A recent survey of Ohio farmers shows a wide adoption of agricultural best management practices and technology in the Sandusky watershed.

Ohio Department of Agriculture Director Brian Baldrige tells Brownfield, “That is the beginning process to making sure our nutrient management plan, our nutrients that we’re putting on our fields are precise.”

“That initial soil testing, and the way we grid sample and pull those soil samples, that’s the beginning,” he says.

More than 90 percent of farmers in the 2023 survey said they regularly take soil samples and 85 percent were completed with precision ag methods like grid sampling.

Nearly half of the fields in the survey were covered by a nutrient management plan and almost 60 percent of fields were enrolled in a cost-share conservation program.

Baldridge says enrollment for the H2Ohio program opened this week across the state to incentivize more voluntary nutrient management plans.
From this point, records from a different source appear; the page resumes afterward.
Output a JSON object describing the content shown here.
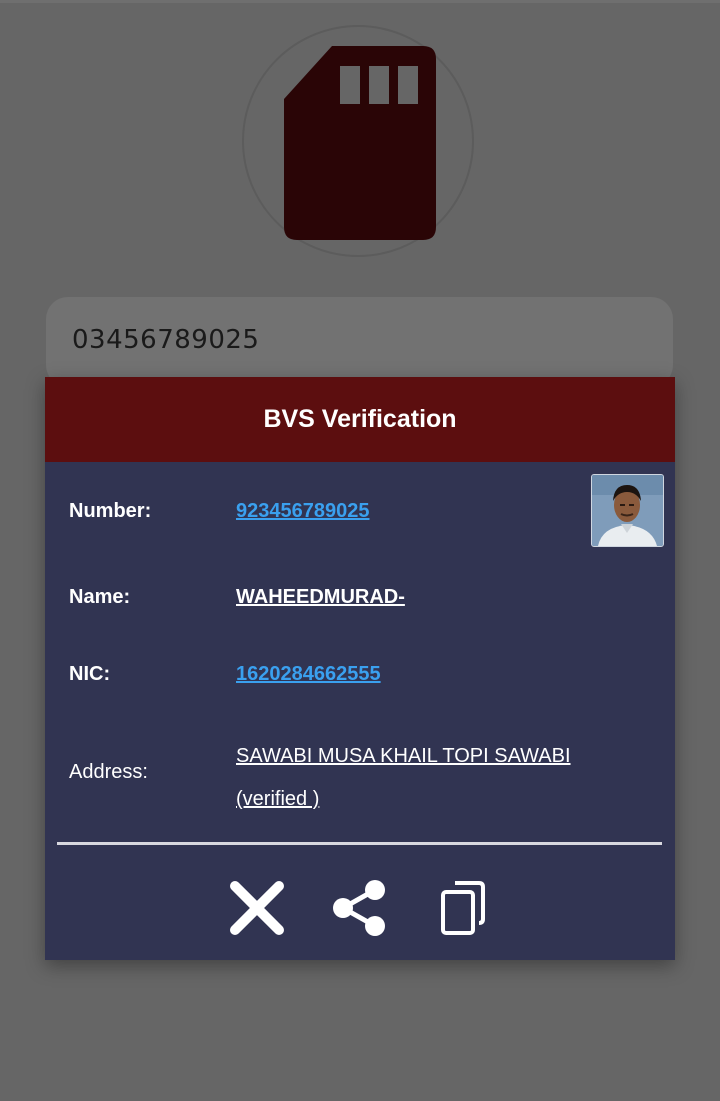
{
  "phone_input": {
    "value": "03456789025"
  },
  "dialog": {
    "title": "BVS Verification",
    "rows": [
      {
        "label": "Number:",
        "value": "923456789025"
      },
      {
        "label": "Name:",
        "value": "WAHEEDMURAD-"
      },
      {
        "label": "NIC:",
        "value": "1620284662555"
      },
      {
        "label": "Address:",
        "value_line1": "SAWABI MUSA KHAIL TOPI SAWABI",
        "value_line2": "(verified )"
      }
    ],
    "actions": [
      {
        "icon": "close-icon"
      },
      {
        "icon": "share-icon"
      },
      {
        "icon": "copy-icon"
      }
    ]
  },
  "colors": {
    "header_bg": "#5c0e0f",
    "dialog_bg": "#313452",
    "link_blue": "#3aa0ef",
    "sim_icon": "#2a0506",
    "overlay": "#666666"
  }
}
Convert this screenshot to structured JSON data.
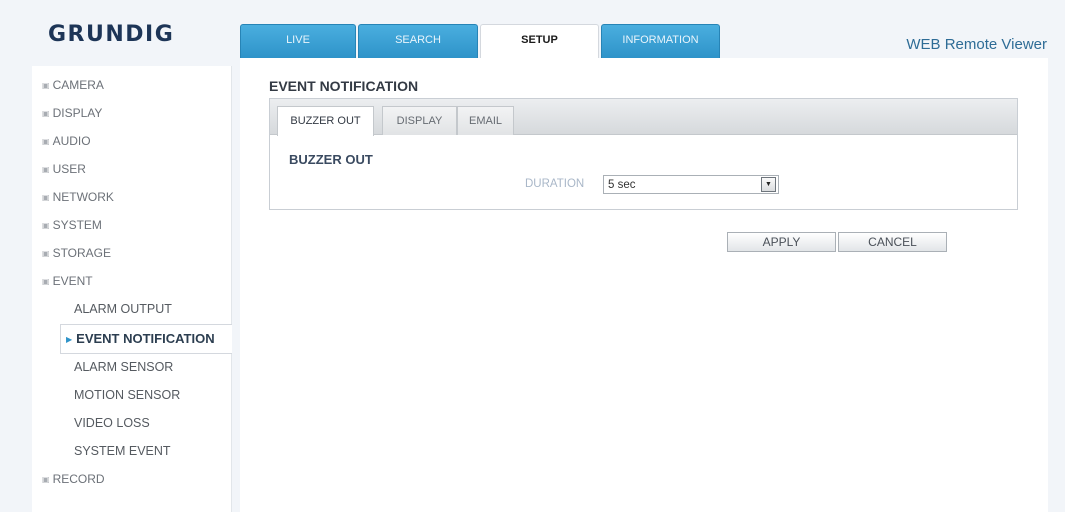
{
  "brand": {
    "logo": "GRUNDIG",
    "app_name": "WEB Remote Viewer"
  },
  "top_tabs": [
    {
      "label": "LIVE",
      "active": false
    },
    {
      "label": "SEARCH",
      "active": false
    },
    {
      "label": "SETUP",
      "active": true
    },
    {
      "label": "INFORMATION",
      "active": false
    }
  ],
  "sidebar": {
    "items": [
      {
        "label": "CAMERA"
      },
      {
        "label": "DISPLAY"
      },
      {
        "label": "AUDIO"
      },
      {
        "label": "USER"
      },
      {
        "label": "NETWORK"
      },
      {
        "label": "SYSTEM"
      },
      {
        "label": "STORAGE"
      },
      {
        "label": "EVENT",
        "expanded": true
      },
      {
        "label": "RECORD"
      }
    ],
    "event_subitems": [
      {
        "label": "ALARM OUTPUT"
      },
      {
        "label": "EVENT NOTIFICATION",
        "active": true
      },
      {
        "label": "ALARM SENSOR"
      },
      {
        "label": "MOTION SENSOR"
      },
      {
        "label": "VIDEO LOSS"
      },
      {
        "label": "SYSTEM EVENT"
      }
    ]
  },
  "main": {
    "title": "EVENT NOTIFICATION",
    "subtabs": [
      {
        "label": "BUZZER OUT",
        "active": true
      },
      {
        "label": "DISPLAY",
        "active": false
      },
      {
        "label": "EMAIL",
        "active": false
      }
    ],
    "section_title": "BUZZER OUT",
    "duration": {
      "label": "DURATION",
      "value": "5 sec"
    },
    "buttons": {
      "apply": "APPLY",
      "cancel": "CANCEL"
    }
  },
  "icons": {
    "menu_bullet": "square-bullet-icon",
    "active_marker": "triangle-right-icon",
    "dropdown": "dropdown-arrow-icon"
  },
  "colors": {
    "accent": "#2e93c9",
    "logo": "#1d3557",
    "app_name": "#2e6c96"
  }
}
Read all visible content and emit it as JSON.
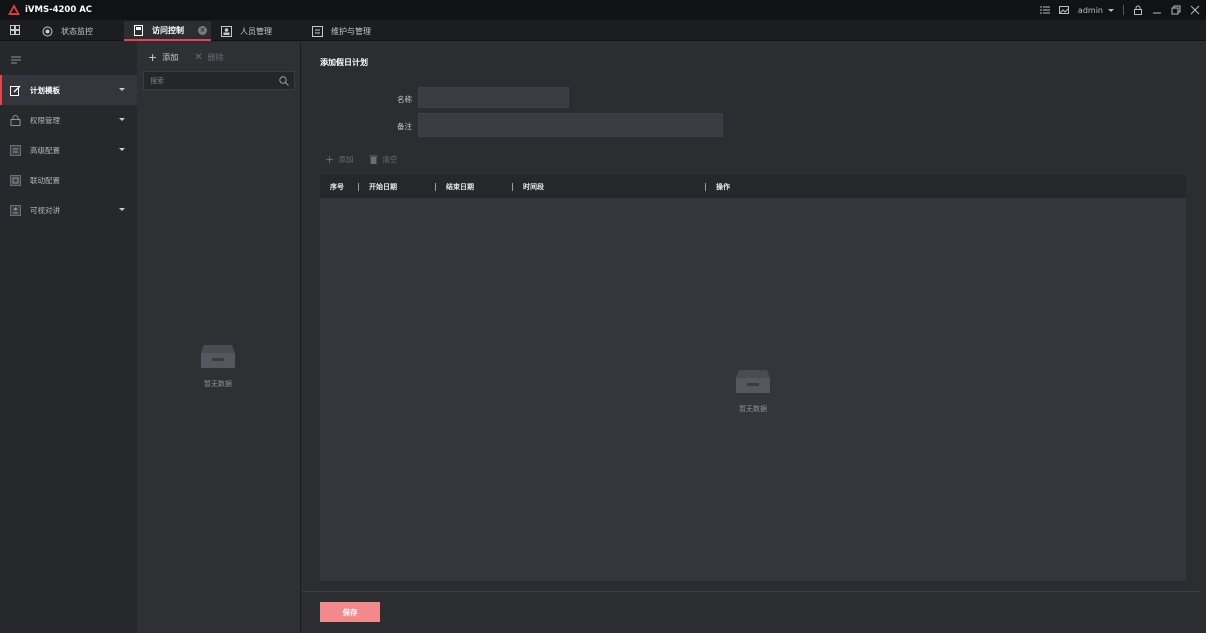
{
  "app": {
    "title": "iVMS-4200 AC",
    "user": "admin"
  },
  "tabs": [
    {
      "label": "状态监控",
      "icon": "monitor-icon"
    },
    {
      "label": "访问控制",
      "icon": "access-control-icon",
      "active": true
    },
    {
      "label": "人员管理",
      "icon": "person-icon"
    },
    {
      "label": "维护与管理",
      "icon": "maintenance-icon"
    }
  ],
  "sidebar": {
    "items": [
      {
        "label": "计划模板",
        "icon": "schedule-icon",
        "active": true,
        "expandable": true
      },
      {
        "label": "权限管理",
        "icon": "lock-icon",
        "expandable": true
      },
      {
        "label": "高级配置",
        "icon": "settings-icon",
        "expandable": true
      },
      {
        "label": "联动配置",
        "icon": "linkage-icon",
        "expandable": false
      },
      {
        "label": "可视对讲",
        "icon": "intercom-icon",
        "expandable": true
      }
    ]
  },
  "list_panel": {
    "add_label": "添加",
    "delete_label": "删除",
    "search_placeholder": "搜索",
    "empty_text": "暂无数据"
  },
  "main": {
    "title": "添加假日计划",
    "form": {
      "name_label": "名称",
      "name_value": "",
      "remark_label": "备注",
      "remark_value": ""
    },
    "grid_toolbar": {
      "add_label": "添加",
      "clear_label": "清空"
    },
    "table": {
      "columns": [
        "序号",
        "开始日期",
        "结束日期",
        "时间段",
        "操作"
      ],
      "rows": [],
      "empty_text": "暂无数据"
    },
    "save_label": "保存"
  },
  "colors": {
    "accent": "#e0474b",
    "save_button": "#f28a8c",
    "background": "#2b2d31"
  }
}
“And that gives (farmers) the opportunity to take that funding into their operation, whether that’s upgrading equipment to make them more efficient when they’re applying their fertilizers, their nutrients, they can do more precision planting, application, and so forth.”

The state will accept 500,000 new acres into the program during the sign-up that ends May 6.

The Ohio Agriculture Conservation Initiative says it plans to assess more watersheds to establish a baseline of practice adoption across the state.